28. Counsel for the applicant also relied upon a contention that because there was a disagreement as to the extent of the danger to which the applicant would be exposed, the Delegate was obliged to make further enquiries. The decision of Wilcox J. in Ertan v. Hurford (1987) 72 ALR 695 and in particular his comments on p 702 were cited in support of this contention. In my opinion this authority does not assist the applicant as he and Dr Prasad had every opportunity, of which they availed themselves, to put the full facts before the Delegate. She was entitled, after taking into account their version of the situation, to prefer the version provided for her by the Department. It cannot be reasonably suggested that the Delegate was under a positive obligation either to accept the applicant's version or to make further enquiries.
29. It was also contended on behalf of the applicant that certain procedures required by law were not observed. He was not informed that he had the right to apply for refugee status nor that he had a right to apply for a resident entry permit. It was said that these omissions amounted to a denial of natural justice. Why this should be so and where lay the obligation in law for these procedures to be adopted was not explained and in particular why these alleged failures amounted to a denial of natural justice was not specified. There is no obligation in law for the Department or its officers to advise the applicant concerning refugee status and the delegate had no authority to determine this status. Likewise there is no obligation to advise of the right to apply for a resident entry permit, which on his case in any event the applicant did not desire except as a possible means to an end. I reject this ground.
30. Counsel for the applicant submitted that the Delegate's conclusion that the applicant's fears for his safety both generally and in consequence of his association with Dr Prasad did not constitute strong compassionate or humanitarian grounds was an error of law. Counsel did not indicate why it was a question of law and not of fact and this ground also must be rejected on the ground that such a conclusion was a conclusion of fact.
31. The final ground relied upon was that in the making of the decisions the relevant discretions were exercised in accordance with a rule or policy and without regard to the merits of the case.
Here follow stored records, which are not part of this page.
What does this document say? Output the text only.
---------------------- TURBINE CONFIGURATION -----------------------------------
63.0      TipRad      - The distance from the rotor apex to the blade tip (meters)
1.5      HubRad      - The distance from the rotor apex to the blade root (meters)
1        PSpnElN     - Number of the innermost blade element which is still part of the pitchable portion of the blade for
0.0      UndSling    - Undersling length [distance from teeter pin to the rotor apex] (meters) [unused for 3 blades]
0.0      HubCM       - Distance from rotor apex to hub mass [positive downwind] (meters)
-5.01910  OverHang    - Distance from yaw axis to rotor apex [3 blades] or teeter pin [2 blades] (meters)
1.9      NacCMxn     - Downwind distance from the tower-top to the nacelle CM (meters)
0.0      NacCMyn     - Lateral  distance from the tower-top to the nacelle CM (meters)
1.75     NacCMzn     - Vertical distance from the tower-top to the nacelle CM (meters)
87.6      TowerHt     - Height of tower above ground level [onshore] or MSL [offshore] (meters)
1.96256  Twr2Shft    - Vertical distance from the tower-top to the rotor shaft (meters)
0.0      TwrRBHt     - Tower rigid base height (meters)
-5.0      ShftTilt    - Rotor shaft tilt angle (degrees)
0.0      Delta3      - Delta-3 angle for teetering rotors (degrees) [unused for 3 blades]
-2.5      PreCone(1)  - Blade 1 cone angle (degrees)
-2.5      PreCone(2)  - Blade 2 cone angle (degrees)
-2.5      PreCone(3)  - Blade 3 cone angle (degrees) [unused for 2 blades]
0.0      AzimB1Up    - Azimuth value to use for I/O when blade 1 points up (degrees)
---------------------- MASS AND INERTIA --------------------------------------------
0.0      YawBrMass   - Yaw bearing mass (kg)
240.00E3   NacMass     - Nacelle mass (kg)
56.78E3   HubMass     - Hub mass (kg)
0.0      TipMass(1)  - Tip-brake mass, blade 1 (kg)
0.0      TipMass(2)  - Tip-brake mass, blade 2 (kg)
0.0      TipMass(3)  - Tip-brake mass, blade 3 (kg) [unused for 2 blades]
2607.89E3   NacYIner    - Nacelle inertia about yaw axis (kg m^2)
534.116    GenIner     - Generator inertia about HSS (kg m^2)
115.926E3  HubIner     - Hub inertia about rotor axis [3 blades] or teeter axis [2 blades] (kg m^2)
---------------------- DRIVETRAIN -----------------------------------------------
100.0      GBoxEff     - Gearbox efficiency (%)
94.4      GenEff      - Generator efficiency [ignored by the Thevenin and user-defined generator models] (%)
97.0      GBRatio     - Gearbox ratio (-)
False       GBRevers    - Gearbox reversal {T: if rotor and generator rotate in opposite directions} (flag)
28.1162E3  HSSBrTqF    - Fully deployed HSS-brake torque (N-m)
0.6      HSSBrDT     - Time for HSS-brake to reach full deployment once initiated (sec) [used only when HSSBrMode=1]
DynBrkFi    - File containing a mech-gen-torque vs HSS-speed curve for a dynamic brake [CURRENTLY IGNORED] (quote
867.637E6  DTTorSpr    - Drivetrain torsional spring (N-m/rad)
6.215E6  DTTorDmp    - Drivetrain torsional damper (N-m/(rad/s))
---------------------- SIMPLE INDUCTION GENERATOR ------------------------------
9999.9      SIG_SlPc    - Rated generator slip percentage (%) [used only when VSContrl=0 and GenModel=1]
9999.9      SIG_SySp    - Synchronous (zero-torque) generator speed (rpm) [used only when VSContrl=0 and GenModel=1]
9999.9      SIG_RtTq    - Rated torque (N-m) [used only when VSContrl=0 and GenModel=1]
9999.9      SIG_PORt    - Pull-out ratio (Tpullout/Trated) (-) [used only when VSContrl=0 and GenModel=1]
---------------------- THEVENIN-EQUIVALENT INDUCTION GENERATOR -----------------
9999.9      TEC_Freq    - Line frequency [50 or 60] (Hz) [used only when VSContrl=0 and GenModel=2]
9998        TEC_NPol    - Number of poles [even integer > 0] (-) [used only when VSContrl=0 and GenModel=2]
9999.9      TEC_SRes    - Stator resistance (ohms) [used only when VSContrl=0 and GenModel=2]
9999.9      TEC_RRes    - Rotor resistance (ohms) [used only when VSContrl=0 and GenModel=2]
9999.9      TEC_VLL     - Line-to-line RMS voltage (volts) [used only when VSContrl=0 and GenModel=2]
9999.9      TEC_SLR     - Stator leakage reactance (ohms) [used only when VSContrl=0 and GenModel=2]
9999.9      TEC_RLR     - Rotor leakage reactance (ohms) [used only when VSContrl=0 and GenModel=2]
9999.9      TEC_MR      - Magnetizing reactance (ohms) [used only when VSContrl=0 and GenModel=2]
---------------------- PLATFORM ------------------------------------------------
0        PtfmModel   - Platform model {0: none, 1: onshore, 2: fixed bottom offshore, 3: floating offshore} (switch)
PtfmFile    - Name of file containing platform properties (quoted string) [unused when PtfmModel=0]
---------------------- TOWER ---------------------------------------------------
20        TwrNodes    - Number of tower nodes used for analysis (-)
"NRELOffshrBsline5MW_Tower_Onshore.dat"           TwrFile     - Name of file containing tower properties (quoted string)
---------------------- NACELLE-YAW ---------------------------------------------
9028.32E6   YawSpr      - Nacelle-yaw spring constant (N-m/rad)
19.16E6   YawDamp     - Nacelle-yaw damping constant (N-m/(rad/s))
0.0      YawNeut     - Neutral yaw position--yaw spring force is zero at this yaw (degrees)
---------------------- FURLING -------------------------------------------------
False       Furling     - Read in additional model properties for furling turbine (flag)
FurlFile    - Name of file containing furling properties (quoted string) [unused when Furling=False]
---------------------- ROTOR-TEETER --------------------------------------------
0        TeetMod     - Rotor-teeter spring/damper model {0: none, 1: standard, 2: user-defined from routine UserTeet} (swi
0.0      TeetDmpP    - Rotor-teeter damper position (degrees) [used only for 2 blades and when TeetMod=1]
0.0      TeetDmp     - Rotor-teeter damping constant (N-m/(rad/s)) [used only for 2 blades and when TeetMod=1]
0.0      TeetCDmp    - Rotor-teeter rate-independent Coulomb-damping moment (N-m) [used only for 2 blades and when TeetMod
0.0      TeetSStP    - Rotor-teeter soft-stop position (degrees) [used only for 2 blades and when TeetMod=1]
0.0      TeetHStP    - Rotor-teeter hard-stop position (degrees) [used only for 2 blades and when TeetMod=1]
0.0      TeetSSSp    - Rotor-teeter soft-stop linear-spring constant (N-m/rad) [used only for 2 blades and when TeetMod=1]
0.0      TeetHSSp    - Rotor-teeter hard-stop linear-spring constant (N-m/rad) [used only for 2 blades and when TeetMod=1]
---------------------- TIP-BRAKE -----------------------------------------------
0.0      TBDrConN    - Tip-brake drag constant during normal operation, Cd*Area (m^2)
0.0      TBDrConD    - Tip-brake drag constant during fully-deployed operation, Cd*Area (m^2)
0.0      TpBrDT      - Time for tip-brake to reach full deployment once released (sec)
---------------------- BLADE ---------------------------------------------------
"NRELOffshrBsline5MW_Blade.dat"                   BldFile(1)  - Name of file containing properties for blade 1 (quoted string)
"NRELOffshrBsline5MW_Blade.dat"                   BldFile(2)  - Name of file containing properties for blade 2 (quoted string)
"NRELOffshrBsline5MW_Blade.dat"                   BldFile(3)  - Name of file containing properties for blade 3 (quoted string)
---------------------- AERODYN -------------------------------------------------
It was said that the applicant's loss of employment and the danger to him if he returned were not considered. However such a submission is contrary to the facts. The Delegate was aware of and did take into account his loss of employment and his fears for his safety. These matters were very much in the forefront of her assessment. The latter matter of his fears were been placed before her by the applicant in his letter of 27 September 1987 and during his interview on 28 October 1987 as well as by Dr Prasad in his letter of 30 October 1987. Furthermore these matters were referred to in a number of instances in the recommendations put before the Delegate by Mr Symonds.
32. It follows that in my opinion none of the grounds for review has been made out and the application therefore must be dismissed with costs. The order restraining deportation made on 8 December 1987 must be discharged.